UCIAD: Using, refining, customising and reusing ontologies
Ontology modelling is a never ending task. Elements constantly need to be corrected and added to cover more and more cases in a way as generic as possible. It is even more the case in UCIAD as the approach is to create the ontology depending on the data we need to treat. Therefore, as we will progressively be adding more data from different sources, including server logs from different types of web sites, activity logs from systems such as VLEs or video players, the ontologies will evolve to include these cases.
Going a step further, what we want to investigate is the user-centric analysis of activity data. The ontologies will be used to provide users with views and analysis mechanisms for the data that concern their own activities. It therefore seems a natural next step to make it possible for the users to extend the ontologies, to customize them, therefore creating their own view on their own data.
Reusing existing ontology
When dealing with data and ontologies, reuse is generally seen as a good practice. Apart from saving time from not having to remodel things that have already been described elsewhere, it also helps anticipating on future needs for interoperability by choosing well established ontologies that are likely to have been employed elsewhere.

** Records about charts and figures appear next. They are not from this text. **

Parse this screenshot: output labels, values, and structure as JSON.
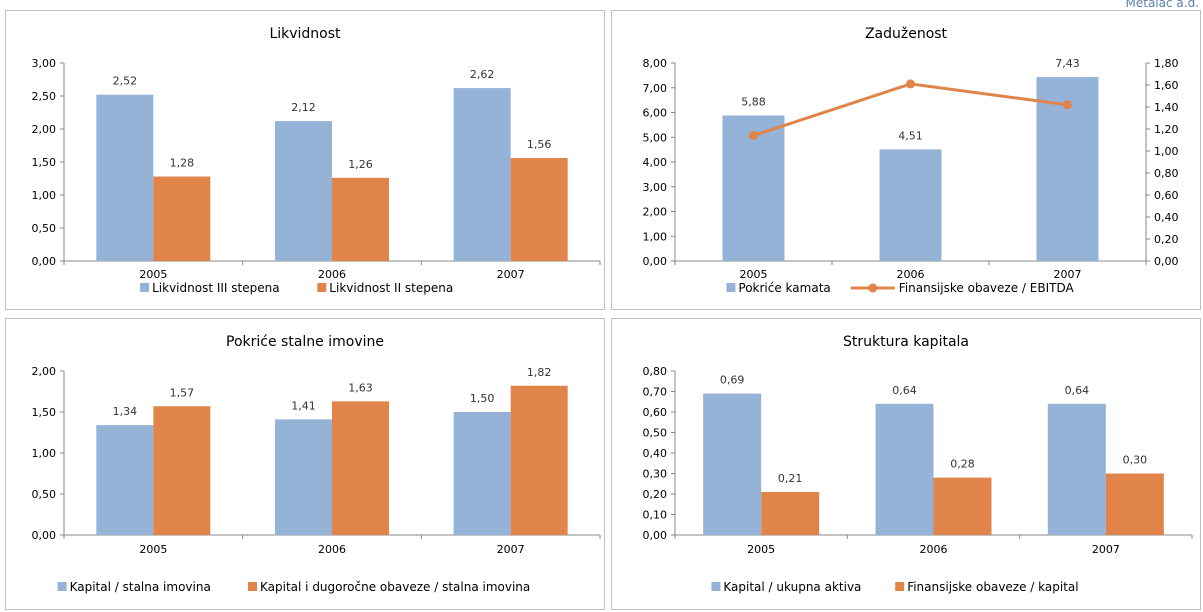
{
  "corner_label": "Metalac a.d.",
  "colors": {
    "blue": "#95B3D7",
    "orange": "#E0844A"
  },
  "chart_data": [
    {
      "type": "bar",
      "title": "Likvidnost",
      "categories": [
        "2005",
        "2006",
        "2007"
      ],
      "ylim": [
        0,
        3
      ],
      "yticks": [
        "0,00",
        "0,50",
        "1,00",
        "1,50",
        "2,00",
        "2,50",
        "3,00"
      ],
      "series": [
        {
          "name": "Likvidnost III stepena",
          "values": [
            2.52,
            2.12,
            2.62
          ],
          "labels": [
            "2,52",
            "2,12",
            "2,62"
          ],
          "color": "#95B3D7"
        },
        {
          "name": "Likvidnost II stepena",
          "values": [
            1.28,
            1.26,
            1.56
          ],
          "labels": [
            "1,28",
            "1,26",
            "1,56"
          ],
          "color": "#E0844A"
        }
      ],
      "legend": "bottom"
    },
    {
      "type": "bar+line",
      "title": "Zaduženost",
      "categories": [
        "2005",
        "2006",
        "2007"
      ],
      "ylim": [
        0,
        8
      ],
      "yticks": [
        "0,00",
        "1,00",
        "2,00",
        "3,00",
        "4,00",
        "5,00",
        "6,00",
        "7,00",
        "8,00"
      ],
      "y2lim": [
        0,
        1.8
      ],
      "y2ticks": [
        "0,00",
        "0,20",
        "0,40",
        "0,60",
        "0,80",
        "1,00",
        "1,20",
        "1,40",
        "1,60",
        "1,80"
      ],
      "series": [
        {
          "name": "Pokriće kamata",
          "type": "bar",
          "axis": "left",
          "values": [
            5.88,
            4.51,
            7.43
          ],
          "labels": [
            "5,88",
            "4,51",
            "7,43"
          ],
          "color": "#95B3D7"
        },
        {
          "name": "Finansijske obaveze / EBITDA",
          "type": "line",
          "axis": "right",
          "values": [
            1.14,
            1.61,
            1.42
          ],
          "color": "#E0844A"
        }
      ],
      "legend": "bottom"
    },
    {
      "type": "bar",
      "title": "Pokriće stalne imovine",
      "categories": [
        "2005",
        "2006",
        "2007"
      ],
      "ylim": [
        0,
        2
      ],
      "yticks": [
        "0,00",
        "0,50",
        "1,00",
        "1,50",
        "2,00"
      ],
      "series": [
        {
          "name": "Kapital / stalna imovina",
          "values": [
            1.34,
            1.41,
            1.5
          ],
          "labels": [
            "1,34",
            "1,41",
            "1,50"
          ],
          "color": "#95B3D7"
        },
        {
          "name": "Kapital i dugoročne obaveze / stalna imovina",
          "values": [
            1.57,
            1.63,
            1.82
          ],
          "labels": [
            "1,57",
            "1,63",
            "1,82"
          ],
          "color": "#E0844A"
        }
      ],
      "legend": "bottom"
    },
    {
      "type": "bar",
      "title": "Struktura kapitala",
      "categories": [
        "2005",
        "2006",
        "2007"
      ],
      "ylim": [
        0,
        0.8
      ],
      "yticks": [
        "0,00",
        "0,10",
        "0,20",
        "0,30",
        "0,40",
        "0,50",
        "0,60",
        "0,70",
        "0,80"
      ],
      "series": [
        {
          "name": "Kapital / ukupna aktiva",
          "values": [
            0.69,
            0.64,
            0.64
          ],
          "labels": [
            "0,69",
            "0,64",
            "0,64"
          ],
          "color": "#95B3D7"
        },
        {
          "name": "Finansijske obaveze / kapital",
          "values": [
            0.21,
            0.28,
            0.3
          ],
          "labels": [
            "0,21",
            "0,28",
            "0,30"
          ],
          "color": "#E0844A"
        }
      ],
      "legend": "bottom"
    }
  ]
}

We therefore investigated existing ontologies that could help us define the notions mentioned above. Here are the ontology we reused:
- The Friend of a Friend (FOAF) ontology is commonly used to describe people, their connections with other people, but also their connections with documents. We use FOAF in the Actor Ontology for human users, and on the Sitemap Ontology for Web pages (as Documents).
- The Time Ontology is a common ontology for representing time and temporal intervals. We use it in the Trace Ontology.
- The Action ontology defines different types of actions in a broad sense, and can be used as a basis for representing elements of the requests in the Trace Ontology, but also as a base typology for the Activity ontology. It itself imports a number of other ontologies, including its own notion of actors.
The graph representing the dependencies between the UCIAD ontologies and others is represented below.
While not currently used in the base ontologies, other ontologies can be considered at a later stage, for example to model specific types of activities. These include the Online Presence Ontology (OPO), as well as the Semantically- Interlinked Online Communities ontology (SIOC) .
Identifying concepts and their relations
The first step in building our ontology is to identify the key concepts, i.e., the key notions, that need to be tackled, bearing in mind that the ultimate goal is to understand activities. The main concepts to be considered are therefore the ones that support the concept of activity. Activities relate to users, but not only. The system relies extensively on website logs as sources of activity data. In these cases, it is possible to investigate requests both from human users and from robots automatically retrieving and crawling information from the websites. The server logs in question represent collections can be seen as traces of activities that these users/robots are realising on websites. therefore it is necessary to model these other aspects, which correspond to actions that are realised by actors on particular resources. These are the three kinds of objects that, in the context of Web platforms, the system to models, so that they can be interpreted and classified in terms of activities. The project therefore proposes four ontologies to be used as the basis of the work in UCIAD:
- The Actor Ontology is an ontology representing different types of actors (human users vs robots), as well as the technical setting through which they realise online activities (computer and user agent).
- The Sitemap Ontology is an ontology to represent the organisation of web pages in collections and websites, and which is extensible to represent different types of web pages and websites.
- The Trace Ontology is an ontology to represent traces of activities, realised by particular agents on particular web pages. As the current focus is on HTTP server logs, this ontology contain specific sections related to traces as HTTP requests (e.g., methods as actions and HTTP response code). It is however extensible to other types of traces, such as specific logs for VLEs or search systems.
- The Activity Ontology is intended to define particular classes of activities into which traces can be classified, depending on their particular parameters (including actors and web pages). The type of activities to consider highly depends on the systems considered and to a certain extent on the user. The idea here is that specific versions of the ontology will be built that fit the specific needs of particular systems. It is the possible to extract the generic and globally reusable part of these ontologies to provide a base for an overarching activity ontology. Ultimately, the idea in UCIAD is that individual users will be able to manipulate this ontology to include their specific view on their own activities.